The goal of vehicle maintenance is to create the best possible measures to maintain and service a vehicle to ensure maximum energy efficiency, the most efficient productivity, the longest vehicle life, and the safest operation.
Significant time and resources are used to accomplish this goal. Yet, a very critical element is frequently overlooked.
Too little attention is paid to making sure drivers perform the DOT-required daily pre- and post-trip vehicle inspections, never mind seeing to it that they do them correctly.
I'm not aware of any fleet that teaches drivers how to conduct these walkaround safety inspections. The feeling is: drivers should know how to do them.
I'm sure drivers do, but do they do them properly and completely?
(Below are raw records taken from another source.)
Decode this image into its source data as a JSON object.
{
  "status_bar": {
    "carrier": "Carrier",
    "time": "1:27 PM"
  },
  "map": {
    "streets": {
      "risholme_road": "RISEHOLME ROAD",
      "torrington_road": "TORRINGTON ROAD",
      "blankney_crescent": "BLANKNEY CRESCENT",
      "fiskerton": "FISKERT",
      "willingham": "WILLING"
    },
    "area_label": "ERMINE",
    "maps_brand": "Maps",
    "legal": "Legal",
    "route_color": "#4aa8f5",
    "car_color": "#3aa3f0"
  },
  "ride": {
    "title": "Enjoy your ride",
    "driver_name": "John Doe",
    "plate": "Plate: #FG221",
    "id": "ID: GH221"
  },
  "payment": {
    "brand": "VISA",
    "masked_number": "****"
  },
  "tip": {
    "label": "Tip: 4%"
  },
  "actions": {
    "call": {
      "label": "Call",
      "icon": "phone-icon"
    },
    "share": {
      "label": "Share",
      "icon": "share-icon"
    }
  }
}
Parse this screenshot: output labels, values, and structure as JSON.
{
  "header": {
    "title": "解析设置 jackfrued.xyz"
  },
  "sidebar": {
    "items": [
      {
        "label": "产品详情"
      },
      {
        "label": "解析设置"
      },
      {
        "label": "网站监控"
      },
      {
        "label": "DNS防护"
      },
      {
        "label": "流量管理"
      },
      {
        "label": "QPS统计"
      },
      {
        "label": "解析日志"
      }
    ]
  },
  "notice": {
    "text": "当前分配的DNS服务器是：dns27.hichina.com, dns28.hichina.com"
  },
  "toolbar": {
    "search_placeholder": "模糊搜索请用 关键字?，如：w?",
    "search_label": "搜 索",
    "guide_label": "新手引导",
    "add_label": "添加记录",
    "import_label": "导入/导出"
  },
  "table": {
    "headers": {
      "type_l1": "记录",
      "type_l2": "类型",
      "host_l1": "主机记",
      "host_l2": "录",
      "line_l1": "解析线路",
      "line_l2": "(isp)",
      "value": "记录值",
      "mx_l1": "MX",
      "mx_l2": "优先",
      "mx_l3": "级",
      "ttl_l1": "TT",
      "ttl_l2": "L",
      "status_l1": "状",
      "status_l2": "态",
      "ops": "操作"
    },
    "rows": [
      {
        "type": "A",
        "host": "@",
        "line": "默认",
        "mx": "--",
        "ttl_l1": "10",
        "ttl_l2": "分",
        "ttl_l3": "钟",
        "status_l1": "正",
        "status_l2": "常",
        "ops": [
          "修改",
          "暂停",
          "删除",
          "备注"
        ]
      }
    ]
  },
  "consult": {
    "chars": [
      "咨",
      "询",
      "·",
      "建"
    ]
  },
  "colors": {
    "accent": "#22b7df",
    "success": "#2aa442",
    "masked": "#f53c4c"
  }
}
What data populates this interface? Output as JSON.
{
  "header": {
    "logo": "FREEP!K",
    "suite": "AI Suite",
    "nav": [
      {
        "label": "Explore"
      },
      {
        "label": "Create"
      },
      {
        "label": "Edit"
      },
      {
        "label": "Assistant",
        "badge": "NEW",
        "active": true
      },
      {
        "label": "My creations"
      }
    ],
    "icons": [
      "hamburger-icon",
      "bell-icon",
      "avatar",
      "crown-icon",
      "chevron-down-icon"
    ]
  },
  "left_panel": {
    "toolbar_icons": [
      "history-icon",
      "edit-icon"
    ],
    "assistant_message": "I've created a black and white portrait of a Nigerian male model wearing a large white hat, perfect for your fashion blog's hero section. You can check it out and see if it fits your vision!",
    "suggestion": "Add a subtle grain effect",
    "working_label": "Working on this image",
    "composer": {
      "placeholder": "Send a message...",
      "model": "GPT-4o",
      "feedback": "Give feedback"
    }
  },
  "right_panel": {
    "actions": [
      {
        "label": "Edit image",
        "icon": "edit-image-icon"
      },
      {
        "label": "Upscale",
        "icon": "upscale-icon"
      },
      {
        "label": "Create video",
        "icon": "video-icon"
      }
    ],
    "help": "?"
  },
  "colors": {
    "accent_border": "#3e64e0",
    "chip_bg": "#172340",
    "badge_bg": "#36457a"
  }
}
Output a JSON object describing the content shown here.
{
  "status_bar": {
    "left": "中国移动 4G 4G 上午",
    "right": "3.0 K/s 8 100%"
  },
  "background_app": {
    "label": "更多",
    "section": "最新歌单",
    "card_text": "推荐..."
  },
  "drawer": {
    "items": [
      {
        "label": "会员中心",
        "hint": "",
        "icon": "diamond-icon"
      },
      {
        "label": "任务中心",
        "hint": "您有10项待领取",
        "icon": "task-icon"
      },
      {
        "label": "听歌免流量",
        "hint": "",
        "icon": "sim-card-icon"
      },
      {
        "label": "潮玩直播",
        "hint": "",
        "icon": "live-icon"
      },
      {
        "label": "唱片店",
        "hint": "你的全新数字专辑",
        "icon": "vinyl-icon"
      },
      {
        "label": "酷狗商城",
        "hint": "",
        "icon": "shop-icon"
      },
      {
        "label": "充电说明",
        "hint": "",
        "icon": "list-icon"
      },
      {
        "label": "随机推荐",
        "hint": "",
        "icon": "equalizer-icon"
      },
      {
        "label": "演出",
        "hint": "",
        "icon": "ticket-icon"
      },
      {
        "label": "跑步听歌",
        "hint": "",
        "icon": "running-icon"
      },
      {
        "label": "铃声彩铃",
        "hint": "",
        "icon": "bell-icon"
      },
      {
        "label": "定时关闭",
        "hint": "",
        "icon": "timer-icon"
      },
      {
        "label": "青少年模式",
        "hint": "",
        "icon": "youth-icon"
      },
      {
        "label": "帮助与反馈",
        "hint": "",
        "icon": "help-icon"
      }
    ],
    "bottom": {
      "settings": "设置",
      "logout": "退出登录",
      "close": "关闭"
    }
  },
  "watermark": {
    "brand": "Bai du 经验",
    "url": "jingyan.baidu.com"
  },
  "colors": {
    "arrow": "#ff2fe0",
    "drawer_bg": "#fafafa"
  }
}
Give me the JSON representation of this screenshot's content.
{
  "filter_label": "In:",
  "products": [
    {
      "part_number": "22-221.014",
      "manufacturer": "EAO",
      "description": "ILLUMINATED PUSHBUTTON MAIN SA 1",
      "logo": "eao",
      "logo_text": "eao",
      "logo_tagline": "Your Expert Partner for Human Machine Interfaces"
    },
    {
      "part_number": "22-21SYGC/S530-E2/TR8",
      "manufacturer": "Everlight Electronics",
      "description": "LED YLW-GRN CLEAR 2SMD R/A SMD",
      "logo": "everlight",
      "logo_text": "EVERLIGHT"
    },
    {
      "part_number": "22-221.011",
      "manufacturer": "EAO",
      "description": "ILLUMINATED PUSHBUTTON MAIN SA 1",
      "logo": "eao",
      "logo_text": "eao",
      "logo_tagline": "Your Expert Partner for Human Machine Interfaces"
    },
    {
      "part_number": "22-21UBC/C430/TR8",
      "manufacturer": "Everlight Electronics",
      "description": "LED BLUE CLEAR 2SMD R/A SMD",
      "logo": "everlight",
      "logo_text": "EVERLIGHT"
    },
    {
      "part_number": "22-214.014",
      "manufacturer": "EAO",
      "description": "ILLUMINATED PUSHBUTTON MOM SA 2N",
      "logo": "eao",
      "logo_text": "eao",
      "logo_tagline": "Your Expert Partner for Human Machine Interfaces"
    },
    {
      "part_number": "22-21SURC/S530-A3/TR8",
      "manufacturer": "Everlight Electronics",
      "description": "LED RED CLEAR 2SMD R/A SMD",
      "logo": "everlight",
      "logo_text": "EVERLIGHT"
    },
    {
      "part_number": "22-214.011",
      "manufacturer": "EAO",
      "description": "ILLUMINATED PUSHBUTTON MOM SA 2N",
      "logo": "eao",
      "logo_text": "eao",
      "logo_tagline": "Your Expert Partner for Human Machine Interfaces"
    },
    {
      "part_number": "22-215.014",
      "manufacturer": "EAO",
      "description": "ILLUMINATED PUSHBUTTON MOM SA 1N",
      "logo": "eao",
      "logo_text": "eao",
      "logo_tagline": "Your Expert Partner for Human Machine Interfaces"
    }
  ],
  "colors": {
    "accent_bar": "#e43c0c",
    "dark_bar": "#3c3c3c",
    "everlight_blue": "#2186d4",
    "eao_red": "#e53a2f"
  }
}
Are your safety personnel spot-checking to see how these inspections are being done?
The purpose of daily vehicle inspections is to make sure the vehicle is safe to operate, help avoid delays due to breakdowns, and prevent costly repairs.
Breakdowns put your drivers in jeopardy as they work along busy roadways trying to figure out the problem or set up reflective triangles.
Moreover, your equipment could be exposed to traffic if broken down in or near a lane of traffic. This is a dangerous situation, compounded during nighttime or poor visibility conditions.
I know of a fleet that had a trailer with a rear axle leak so severe it left a puddle on the ground. Nevertheless, the trailer was hauled twice by two separate drivers before a yard jockey reported the problem.
How could these drivers have missed such an obvious problem on their vehicle inspections?
When was the last time you saw a driver, as part of the daily inspection, examine wheels and rims looking for cracks and damage, or check to be sure all lug nuts are present and show no signs of looseness?
The consequences of a tire and wheel coming off can be tragic.
In mid-January, a wheel came off a truck being towed on the Capital Beltway. The assembly crossed the median, struck the grill of a tractor-trailer and ricocheted back across two shoulders and three travel lanes before landing on the roof and front windshield of a Honda Civic, killing the driver — a 21-year-old pregnant woman.
While investigators have yet to determine why the wheel detached from the delivery truck, research by the National Transportation Safety Board identifies the most common cause of truck-wheel separations as the loss or breakage of wheel fasteners involving broken studs and lugs, or loose or missing nuts or studs.
The time it takes for a driver to perform complete daily pre- and post-trip vehicle inspections faithfully is a most worthwhile investment. When drivers know what to check and why, they become an important member of the maintenance operation.
Sound daily vehicle inspections not only save you money, more importantly, they save injuries and lives.
I welcome your thoughts and comments.